Born into one of the world’s richest families, the Rockefellers, whose vast wealth was amassed from the American oil boom in the late 1880s, Eileen Rockefeller Growald is a venture philanthropist focused on using her family’s money to help the world switch to clean energy.

The 67 year-old founded the Growald Family Fund with her husband, Paul Growald, a little over a decade ago. “Climate change was, and is, the number one threat to all of the things we care most deeply about,” she told her audience at the Asian Venture Philanthropy Network Conference (AVPN) 2019 in Singapore.

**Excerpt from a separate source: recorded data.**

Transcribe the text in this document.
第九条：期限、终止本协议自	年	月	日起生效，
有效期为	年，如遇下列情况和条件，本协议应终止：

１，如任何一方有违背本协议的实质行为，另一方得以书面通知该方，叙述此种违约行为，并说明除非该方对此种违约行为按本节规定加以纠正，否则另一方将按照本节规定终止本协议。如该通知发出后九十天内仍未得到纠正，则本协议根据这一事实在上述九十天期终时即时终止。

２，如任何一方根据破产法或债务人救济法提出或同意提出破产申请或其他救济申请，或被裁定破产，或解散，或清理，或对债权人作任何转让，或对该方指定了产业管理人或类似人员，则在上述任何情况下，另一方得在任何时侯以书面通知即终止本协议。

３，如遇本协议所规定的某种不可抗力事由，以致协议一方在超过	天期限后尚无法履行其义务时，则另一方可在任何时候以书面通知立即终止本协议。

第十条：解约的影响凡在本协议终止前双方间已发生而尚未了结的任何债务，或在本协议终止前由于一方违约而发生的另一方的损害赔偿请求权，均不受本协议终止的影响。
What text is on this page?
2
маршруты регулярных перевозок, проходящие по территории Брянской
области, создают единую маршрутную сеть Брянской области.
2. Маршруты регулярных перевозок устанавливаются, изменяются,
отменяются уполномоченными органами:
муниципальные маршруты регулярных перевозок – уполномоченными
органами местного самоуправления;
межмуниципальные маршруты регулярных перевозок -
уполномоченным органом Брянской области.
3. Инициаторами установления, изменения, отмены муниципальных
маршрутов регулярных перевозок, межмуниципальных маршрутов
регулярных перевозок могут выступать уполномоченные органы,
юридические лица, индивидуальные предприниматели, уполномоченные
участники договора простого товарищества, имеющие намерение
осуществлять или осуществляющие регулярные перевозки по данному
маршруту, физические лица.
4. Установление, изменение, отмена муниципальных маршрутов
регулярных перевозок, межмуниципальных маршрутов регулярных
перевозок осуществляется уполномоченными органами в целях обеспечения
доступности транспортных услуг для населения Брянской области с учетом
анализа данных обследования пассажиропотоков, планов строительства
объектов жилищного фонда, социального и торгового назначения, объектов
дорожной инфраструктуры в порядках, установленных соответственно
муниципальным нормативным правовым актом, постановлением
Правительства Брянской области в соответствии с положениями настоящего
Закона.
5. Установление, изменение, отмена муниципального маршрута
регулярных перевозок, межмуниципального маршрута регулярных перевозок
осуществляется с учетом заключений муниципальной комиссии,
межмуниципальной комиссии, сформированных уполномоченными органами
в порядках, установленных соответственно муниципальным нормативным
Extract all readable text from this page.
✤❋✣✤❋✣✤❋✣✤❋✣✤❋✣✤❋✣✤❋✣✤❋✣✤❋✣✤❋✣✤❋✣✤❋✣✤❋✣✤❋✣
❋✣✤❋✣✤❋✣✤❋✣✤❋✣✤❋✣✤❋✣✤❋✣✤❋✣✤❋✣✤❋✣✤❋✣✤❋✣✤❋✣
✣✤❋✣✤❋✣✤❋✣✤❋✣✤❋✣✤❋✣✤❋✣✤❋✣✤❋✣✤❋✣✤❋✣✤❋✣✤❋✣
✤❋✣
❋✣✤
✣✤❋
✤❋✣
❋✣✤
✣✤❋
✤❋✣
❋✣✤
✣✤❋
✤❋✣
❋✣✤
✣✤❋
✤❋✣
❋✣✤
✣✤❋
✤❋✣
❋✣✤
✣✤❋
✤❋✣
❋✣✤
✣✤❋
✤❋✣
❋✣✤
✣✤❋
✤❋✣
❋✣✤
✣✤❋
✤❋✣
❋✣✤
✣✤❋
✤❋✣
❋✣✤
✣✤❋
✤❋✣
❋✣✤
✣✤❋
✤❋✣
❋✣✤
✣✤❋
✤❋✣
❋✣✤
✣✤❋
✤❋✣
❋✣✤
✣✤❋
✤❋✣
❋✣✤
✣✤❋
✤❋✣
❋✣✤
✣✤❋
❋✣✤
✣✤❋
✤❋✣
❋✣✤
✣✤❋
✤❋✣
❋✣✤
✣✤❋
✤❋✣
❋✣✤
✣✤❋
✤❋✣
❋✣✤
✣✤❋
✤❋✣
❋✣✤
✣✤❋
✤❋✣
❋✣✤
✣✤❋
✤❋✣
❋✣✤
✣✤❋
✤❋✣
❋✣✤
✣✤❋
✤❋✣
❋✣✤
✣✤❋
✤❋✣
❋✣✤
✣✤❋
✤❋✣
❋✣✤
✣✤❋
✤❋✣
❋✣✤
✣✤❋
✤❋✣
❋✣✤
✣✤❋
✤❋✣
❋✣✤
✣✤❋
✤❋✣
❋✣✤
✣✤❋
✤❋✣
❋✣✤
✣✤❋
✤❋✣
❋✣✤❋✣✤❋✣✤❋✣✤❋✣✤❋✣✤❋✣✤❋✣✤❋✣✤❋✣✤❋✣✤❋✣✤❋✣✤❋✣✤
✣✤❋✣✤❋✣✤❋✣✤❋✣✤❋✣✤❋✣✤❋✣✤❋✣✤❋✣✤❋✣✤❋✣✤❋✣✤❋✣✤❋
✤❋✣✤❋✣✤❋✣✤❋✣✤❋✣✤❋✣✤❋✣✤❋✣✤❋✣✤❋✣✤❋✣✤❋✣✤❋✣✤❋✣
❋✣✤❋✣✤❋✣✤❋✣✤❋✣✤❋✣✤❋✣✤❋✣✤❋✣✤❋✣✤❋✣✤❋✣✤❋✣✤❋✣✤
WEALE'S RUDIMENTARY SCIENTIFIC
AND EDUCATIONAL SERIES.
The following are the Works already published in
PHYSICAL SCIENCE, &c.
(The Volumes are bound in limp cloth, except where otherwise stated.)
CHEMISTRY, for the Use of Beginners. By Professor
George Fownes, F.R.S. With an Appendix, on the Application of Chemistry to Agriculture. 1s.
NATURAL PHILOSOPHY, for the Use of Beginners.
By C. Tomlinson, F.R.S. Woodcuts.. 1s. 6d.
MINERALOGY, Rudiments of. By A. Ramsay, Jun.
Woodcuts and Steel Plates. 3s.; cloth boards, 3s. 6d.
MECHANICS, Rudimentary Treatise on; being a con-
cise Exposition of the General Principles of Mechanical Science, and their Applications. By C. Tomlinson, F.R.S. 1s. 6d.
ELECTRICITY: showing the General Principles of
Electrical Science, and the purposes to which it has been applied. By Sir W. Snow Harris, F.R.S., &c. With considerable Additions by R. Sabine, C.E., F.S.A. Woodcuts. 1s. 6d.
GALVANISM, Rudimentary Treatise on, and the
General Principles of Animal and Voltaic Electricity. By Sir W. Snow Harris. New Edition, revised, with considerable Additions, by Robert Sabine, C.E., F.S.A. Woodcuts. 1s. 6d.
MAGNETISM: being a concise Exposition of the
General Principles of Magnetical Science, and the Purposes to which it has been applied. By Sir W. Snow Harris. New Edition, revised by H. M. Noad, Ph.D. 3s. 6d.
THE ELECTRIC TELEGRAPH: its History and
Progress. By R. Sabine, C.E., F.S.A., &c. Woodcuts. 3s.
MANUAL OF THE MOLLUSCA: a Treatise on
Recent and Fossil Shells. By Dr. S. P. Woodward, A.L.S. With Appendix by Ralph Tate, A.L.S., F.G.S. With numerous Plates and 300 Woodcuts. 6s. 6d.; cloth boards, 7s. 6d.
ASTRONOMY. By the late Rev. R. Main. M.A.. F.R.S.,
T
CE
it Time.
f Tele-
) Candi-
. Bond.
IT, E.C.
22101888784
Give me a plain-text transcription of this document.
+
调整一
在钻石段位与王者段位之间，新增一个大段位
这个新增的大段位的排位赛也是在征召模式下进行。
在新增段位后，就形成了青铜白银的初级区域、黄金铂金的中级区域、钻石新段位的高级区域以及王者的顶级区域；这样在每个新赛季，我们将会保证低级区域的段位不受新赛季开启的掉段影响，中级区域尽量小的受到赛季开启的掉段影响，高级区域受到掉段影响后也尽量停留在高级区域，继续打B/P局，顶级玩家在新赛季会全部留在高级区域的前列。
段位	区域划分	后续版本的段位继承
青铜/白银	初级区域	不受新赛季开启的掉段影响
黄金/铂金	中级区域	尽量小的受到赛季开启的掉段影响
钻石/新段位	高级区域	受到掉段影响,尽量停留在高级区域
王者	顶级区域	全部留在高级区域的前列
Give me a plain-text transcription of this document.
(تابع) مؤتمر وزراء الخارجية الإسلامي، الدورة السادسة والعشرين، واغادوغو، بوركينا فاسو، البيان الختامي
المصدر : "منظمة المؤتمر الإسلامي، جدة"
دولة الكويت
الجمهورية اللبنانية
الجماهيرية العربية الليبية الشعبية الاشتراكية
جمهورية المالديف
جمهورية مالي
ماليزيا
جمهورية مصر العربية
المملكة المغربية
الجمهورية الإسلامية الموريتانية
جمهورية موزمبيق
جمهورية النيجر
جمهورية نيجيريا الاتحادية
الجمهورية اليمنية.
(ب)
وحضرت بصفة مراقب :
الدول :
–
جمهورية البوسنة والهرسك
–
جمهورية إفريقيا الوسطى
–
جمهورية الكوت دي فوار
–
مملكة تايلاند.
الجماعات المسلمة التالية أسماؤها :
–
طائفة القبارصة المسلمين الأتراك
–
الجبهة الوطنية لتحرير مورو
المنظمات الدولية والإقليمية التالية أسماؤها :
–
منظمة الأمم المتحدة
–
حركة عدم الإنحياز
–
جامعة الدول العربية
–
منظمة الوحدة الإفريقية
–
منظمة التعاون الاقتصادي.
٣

In her keynote address, she said that her family “came to see that everything, including world peace, was threatened by the dramatic change in the earth’s climate.” She was in Singapore to share her experience on how venture philanthropy can aid the clean energy transition in Southeast Asia, the only region in the world where coal—the single biggest source of greenhouse gas emissions—is gaining share in the energy mix.

Venture philanthropy is relatively new to a region where, historically, charitable donations rather than the strategic allocation of funding have been used by wealthy family-owned businesses to tackle social and environmental problems.

Rockefeller Growald explained the difference: “Whereas charity provides generosity to individuals and institutions in response to their immediate needs, philanthropy addresses the root causes of major problems.”

But even with the vast financial clout of the Growald Family Fund, the challenge of moving Southeast Asia from fossil fuel dependence to clean energy doesn’t get much bigger. And it is the job of Athena Ronquillo-Ballesteros, the fund’s regional climate finance director, to work out where to—as Rockefeller Growald put it at the AVPN Conference—“invest and spend money wisely.”